Testing toxic effects of different inhalable gases on the A549 cell line using the VITROCELL® Exposure System. Cytotoxicity and Genotoxicity endpoints were determined immediately after exposue.
The aim of the study was the prevalidation of an inhalation toxicity test for gases using human lung cells exposed on the air liquid interface (ALI). Four test laboratories participated in the study: Fraunhofer Institut für Toxikologie und Experimentelle Medizin (ITEM Hanover, (co-ordination)), Helmholtz-Zentrum für Umweltforschung (UFZ Leipzig), Bundesinstitut für Risikobewertung (BfR/ZEBET Berlin) and Bundesanstalt für Arbeitsschutz und Arbeitsmedizin (BAuA Berlin).
Four gases, nitrogen dioxide (NO2), sulfur dioxide (SO2), formaldehyde, ozone as well as synthetic air for negative control were investigated. The human alveolar cell line A549, grown on microporous membranes was exposed on the air liquid interface to different concentrations of test gases and synthetic air. The test design comprised one hour gas exposure followed by direct determination of cytotoxicity (electrical current exclusion method, CASY, Innovatis) and genotoxicity (Comet assay).

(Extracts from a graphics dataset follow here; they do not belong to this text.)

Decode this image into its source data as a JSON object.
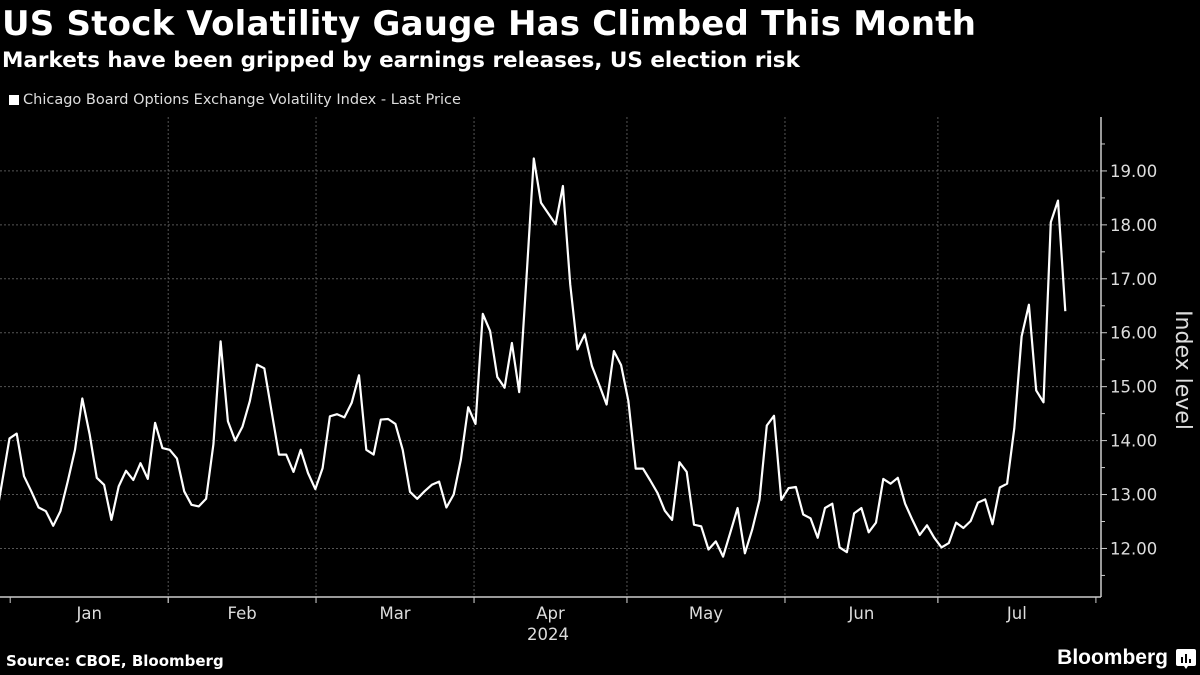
{
  "header": {
    "title": "US Stock Volatility Gauge Has Climbed This Month",
    "subtitle": "Markets have been gripped by earnings releases, US election risk"
  },
  "footer": {
    "source": "Source: CBOE, Bloomberg",
    "brand": "Bloomberg"
  },
  "chart_data": {
    "type": "line",
    "title": "US Stock Volatility Gauge Has Climbed This Month",
    "subtitle": "Markets have been gripped by earnings releases, US election risk",
    "xlabel": "2024",
    "ylabel": "Index level",
    "legend": {
      "placement": "top-left",
      "entries": [
        "Chicago Board Options Exchange Volatility Index - Last Price"
      ]
    },
    "grid": true,
    "line_color": "#ffffff",
    "background": "#000000",
    "xlim": [
      "2023-12-30",
      "2024-08-02"
    ],
    "ylim": [
      11.1,
      20.0
    ],
    "y_ticks": [
      "12.00",
      "13.00",
      "14.00",
      "15.00",
      "16.00",
      "17.00",
      "18.00",
      "19.00"
    ],
    "x_month_labels": [
      {
        "label": "Jan",
        "start": "2024-01-01",
        "end": "2024-02-01"
      },
      {
        "label": "Feb",
        "start": "2024-02-01",
        "end": "2024-03-01"
      },
      {
        "label": "Mar",
        "start": "2024-03-01",
        "end": "2024-04-01"
      },
      {
        "label": "Apr",
        "start": "2024-04-01",
        "end": "2024-05-01"
      },
      {
        "label": "May",
        "start": "2024-05-01",
        "end": "2024-06-01"
      },
      {
        "label": "Jun",
        "start": "2024-06-01",
        "end": "2024-07-01"
      },
      {
        "label": "Jul",
        "start": "2024-07-01",
        "end": "2024-08-01"
      }
    ],
    "series": [
      {
        "name": "Chicago Board Options Exchange Volatility Index - Last Price",
        "start_date": "2023-12-29",
        "end_date": "2024-07-26",
        "values": [
          12.44,
          13.24,
          14.04,
          14.13,
          13.34,
          13.06,
          12.76,
          12.69,
          12.42,
          12.69,
          13.24,
          13.83,
          14.78,
          14.12,
          13.31,
          13.18,
          12.53,
          13.15,
          13.44,
          13.27,
          13.58,
          13.29,
          14.33,
          13.86,
          13.83,
          13.67,
          13.06,
          12.81,
          12.78,
          12.92,
          13.93,
          15.84,
          14.36,
          14.0,
          14.26,
          14.73,
          15.41,
          15.34,
          14.54,
          13.74,
          13.74,
          13.42,
          13.83,
          13.4,
          13.1,
          13.49,
          14.45,
          14.49,
          14.43,
          14.7,
          15.21,
          13.83,
          13.74,
          14.39,
          14.4,
          14.31,
          13.83,
          13.05,
          12.92,
          13.06,
          13.18,
          13.24,
          12.76,
          13.0,
          13.65,
          14.62,
          14.31,
          16.35,
          16.03,
          15.18,
          14.98,
          15.81,
          14.9,
          17.02,
          19.23,
          18.41,
          18.21,
          18.01,
          18.72,
          16.9,
          15.69,
          15.97,
          15.38,
          15.03,
          14.67,
          15.66,
          15.4,
          14.73,
          13.48,
          13.48,
          13.26,
          13.03,
          12.7,
          12.53,
          13.6,
          13.42,
          12.44,
          12.41,
          11.98,
          12.13,
          11.85,
          12.3,
          12.75,
          11.91,
          12.35,
          12.9,
          14.28,
          14.46,
          12.9,
          13.12,
          13.14,
          12.63,
          12.56,
          12.2,
          12.75,
          12.83,
          12.02,
          11.93,
          12.65,
          12.75,
          12.3,
          12.48,
          13.29,
          13.2,
          13.31,
          12.83,
          12.53,
          12.25,
          12.43,
          12.2,
          12.02,
          12.1,
          12.48,
          12.38,
          12.51,
          12.85,
          12.91,
          12.45,
          13.13,
          13.2,
          14.23,
          15.93,
          16.52,
          14.93,
          14.71,
          18.05,
          18.45,
          16.4
        ]
      }
    ]
  }
}
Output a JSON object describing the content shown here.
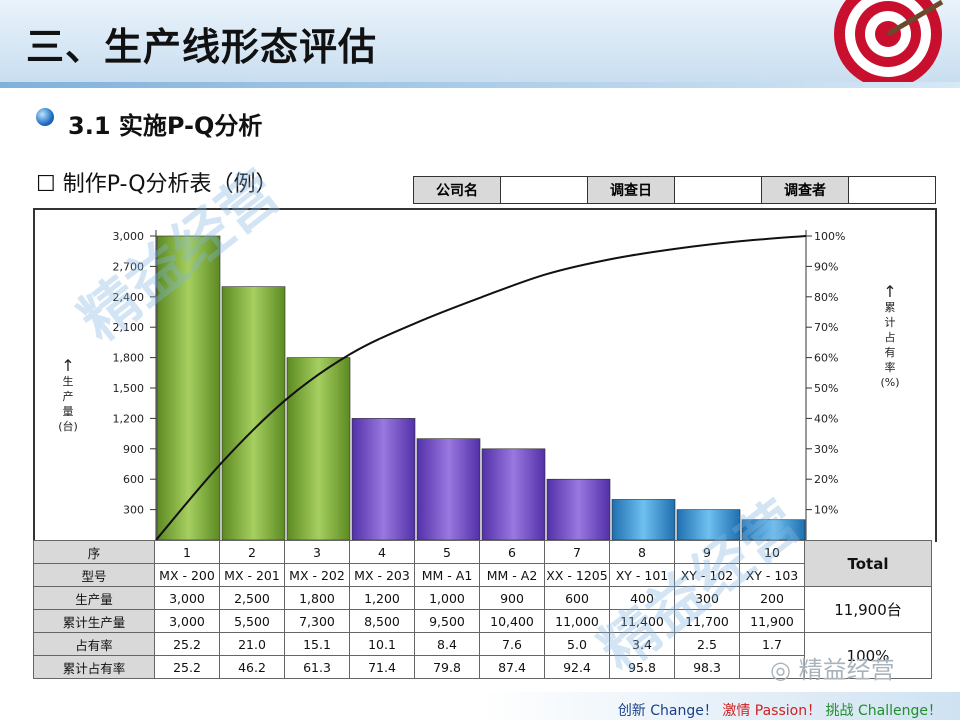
{
  "header": {
    "title": "三、生产线形态评估"
  },
  "section": {
    "title": "3.1 实施P-Q分析",
    "subtitle": "☐ 制作P-Q分析表（例）"
  },
  "info_table": {
    "cells": [
      "公司名",
      "",
      "调查日",
      "",
      "调查者",
      ""
    ]
  },
  "axes": {
    "left_label": [
      "生",
      "产",
      "量",
      "(台)"
    ],
    "right_label": [
      "累",
      "计",
      "占",
      "有",
      "率",
      "(%)"
    ]
  },
  "chart_data": {
    "type": "bar",
    "title": "P-Q分析",
    "categories": [
      "MX - 200",
      "MX - 201",
      "MX - 202",
      "MX - 203",
      "MM - A1",
      "MM - A2",
      "XX - 1205",
      "XY - 101",
      "XY - 102",
      "XY - 103"
    ],
    "values": [
      3000,
      2500,
      1800,
      1200,
      1000,
      900,
      600,
      400,
      300,
      200
    ],
    "cumulative_pct": [
      25.2,
      46.2,
      61.3,
      71.4,
      79.8,
      87.4,
      92.4,
      95.8,
      98.3,
      100
    ],
    "y_ticks": [
      "300",
      "600",
      "900",
      "1,200",
      "1,500",
      "1,800",
      "2,100",
      "2,400",
      "2,700",
      "3,000"
    ],
    "y2_ticks": [
      "10%",
      "20%",
      "30%",
      "40%",
      "50%",
      "60%",
      "70%",
      "80%",
      "90%",
      "100%"
    ],
    "ylim": [
      0,
      3000
    ],
    "y2lim": [
      0,
      100
    ],
    "bar_colors": [
      "#7fae3a",
      "#7fae3a",
      "#7fae3a",
      "#7a4fc9",
      "#7a4fc9",
      "#7a4fc9",
      "#7a4fc9",
      "#2f8fd4",
      "#2f8fd4",
      "#2f8fd4"
    ]
  },
  "table": {
    "rows": [
      {
        "label": "序",
        "cells": [
          "1",
          "2",
          "3",
          "4",
          "5",
          "6",
          "7",
          "8",
          "9",
          "10"
        ]
      },
      {
        "label": "型号",
        "cells": [
          "MX - 200",
          "MX - 201",
          "MX - 202",
          "MX - 203",
          "MM - A1",
          "MM - A2",
          "XX - 1205",
          "XY - 101",
          "XY - 102",
          "XY - 103"
        ]
      },
      {
        "label": "生产量",
        "cells": [
          "3,000",
          "2,500",
          "1,800",
          "1,200",
          "1,000",
          "900",
          "600",
          "400",
          "300",
          "200"
        ]
      },
      {
        "label": "累计生产量",
        "cells": [
          "3,000",
          "5,500",
          "7,300",
          "8,500",
          "9,500",
          "10,400",
          "11,000",
          "11,400",
          "11,700",
          "11,900"
        ]
      },
      {
        "label": "占有率",
        "cells": [
          "25.2",
          "21.0",
          "15.1",
          "10.1",
          "8.4",
          "7.6",
          "5.0",
          "3.4",
          "2.5",
          "1.7"
        ]
      },
      {
        "label": "累计占有率",
        "cells": [
          "25.2",
          "46.2",
          "61.3",
          "71.4",
          "79.8",
          "87.4",
          "92.4",
          "95.8",
          "98.3",
          ""
        ]
      }
    ],
    "total_label": "Total",
    "total_qty": "11,900台",
    "total_pct": "100%"
  },
  "watermark": {
    "text": "精益经营"
  },
  "footer": {
    "slogan_a": "创新",
    "slogan_b": "Change！",
    "slogan_c": "激情",
    "slogan_d": "Passion！",
    "slogan_e": "挑战",
    "slogan_f": "Challenge！"
  }
}
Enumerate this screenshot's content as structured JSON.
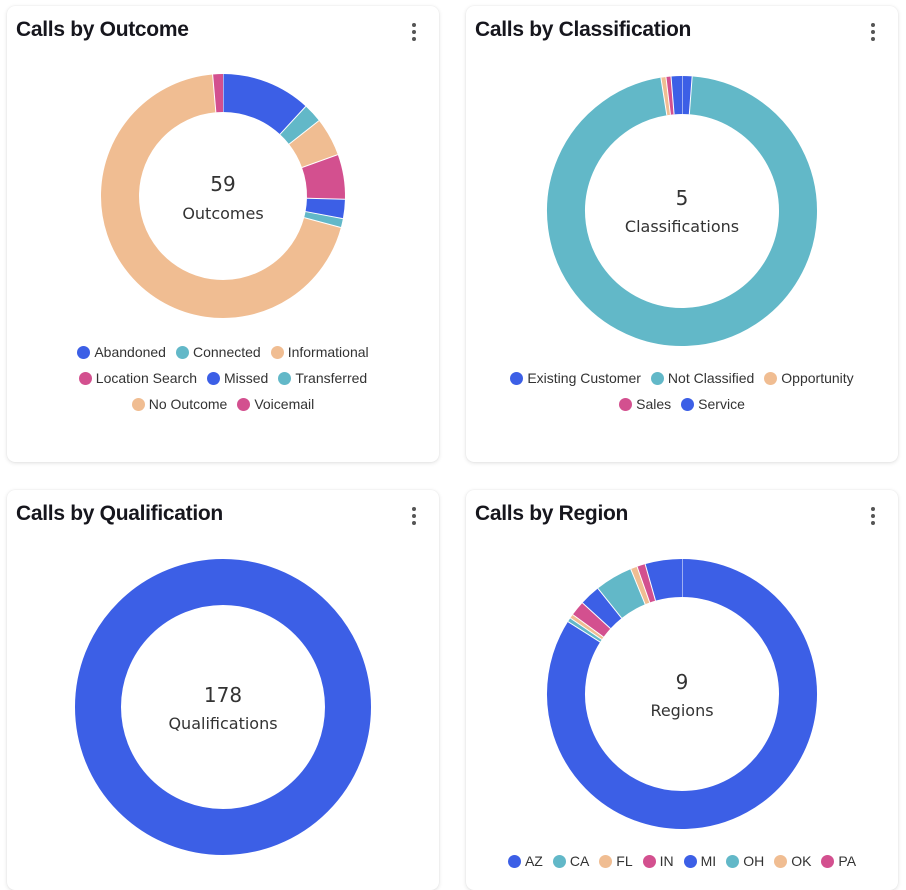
{
  "colors": {
    "blue": "#3c5fe6",
    "teal": "#62b8c8",
    "peach": "#f0bd92",
    "pink": "#d3508f"
  },
  "chart_data": [
    {
      "type": "pie",
      "title": "Calls by Outcome",
      "center_count": "59",
      "center_label": "Outcomes",
      "legend_rows": [
        [
          0,
          1,
          2
        ],
        [
          3,
          4,
          5
        ],
        [
          6,
          7
        ]
      ],
      "series": [
        {
          "name": "Abandoned",
          "value": 7,
          "color": "#3c5fe6"
        },
        {
          "name": "Connected",
          "value": 1.5,
          "color": "#62b8c8"
        },
        {
          "name": "Informational",
          "value": 3,
          "color": "#f0bd92"
        },
        {
          "name": "Location Search",
          "value": 3.5,
          "color": "#d3508f"
        },
        {
          "name": "Missed",
          "value": 1.5,
          "color": "#3c5fe6"
        },
        {
          "name": "Transferred",
          "value": 0.7,
          "color": "#62b8c8"
        },
        {
          "name": "No Outcome",
          "value": 41,
          "color": "#f0bd92"
        },
        {
          "name": "Voicemail",
          "value": 0.8,
          "color": "#d3508f"
        }
      ]
    },
    {
      "type": "pie",
      "title": "Calls by Classification",
      "center_count": "5",
      "center_label": "Classifications",
      "legend_rows": [
        [
          0,
          1,
          2
        ],
        [
          3,
          4
        ]
      ],
      "series": [
        {
          "name": "Existing Customer",
          "value": 1.2,
          "color": "#3c5fe6"
        },
        {
          "name": "Not Classified",
          "value": 96.3,
          "color": "#62b8c8"
        },
        {
          "name": "Opportunity",
          "value": 0.6,
          "color": "#f0bd92"
        },
        {
          "name": "Sales",
          "value": 0.6,
          "color": "#d3508f"
        },
        {
          "name": "Service",
          "value": 1.3,
          "color": "#3c5fe6"
        }
      ]
    },
    {
      "type": "pie",
      "title": "Calls by Qualification",
      "center_count": "178",
      "center_label": "Qualifications",
      "legend_rows": [],
      "series": [
        {
          "name": "",
          "value": 100,
          "color": "#3c5fe6"
        }
      ]
    },
    {
      "type": "pie",
      "title": "Calls by Region",
      "center_count": "9",
      "center_label": "Regions",
      "legend_rows": [
        [
          0,
          1,
          2,
          3,
          4,
          5,
          6,
          7
        ]
      ],
      "series": [
        {
          "name": "AZ",
          "value": 84,
          "color": "#3c5fe6"
        },
        {
          "name": "CA",
          "value": 0.5,
          "color": "#62b8c8"
        },
        {
          "name": "FL",
          "value": 0.5,
          "color": "#f0bd92"
        },
        {
          "name": "IN",
          "value": 1.8,
          "color": "#d3508f"
        },
        {
          "name": "MI",
          "value": 2.5,
          "color": "#3c5fe6"
        },
        {
          "name": "OH",
          "value": 4.5,
          "color": "#62b8c8"
        },
        {
          "name": "OK",
          "value": 0.8,
          "color": "#f0bd92"
        },
        {
          "name": "PA",
          "value": 1.0,
          "color": "#d3508f"
        },
        {
          "name": "",
          "value": 4.4,
          "color": "#3c5fe6"
        }
      ]
    }
  ]
}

Analyses of dose-response relationships for cytotoxicity showed a good repeatability within and reproducibility between the laboratories for all four gases. Comparison of the derived EC50 values with published LC50 values for mice and rats revealed a tight quantitative relationship between in vitro cytotoxicity and in vivo lethality.
Genotoxic endpoints demonstrated clear and reproducible dose-response relationships for SO2 and formaldehyde, indicating DNA strand-breaks (SO2) and DNAprotein crosslinks (formaldehyde). No such dose-dependent effects could be observed for NO2 and ozone by means of logistic regression analysis. The multivariate analysis of variance showed subtle hints for genotoxic effects of both gases.
Before entering a formal validation stage, extended prevalidation will be necessary to establish a set of data sufficiently large to allow for optimization of the prediction model.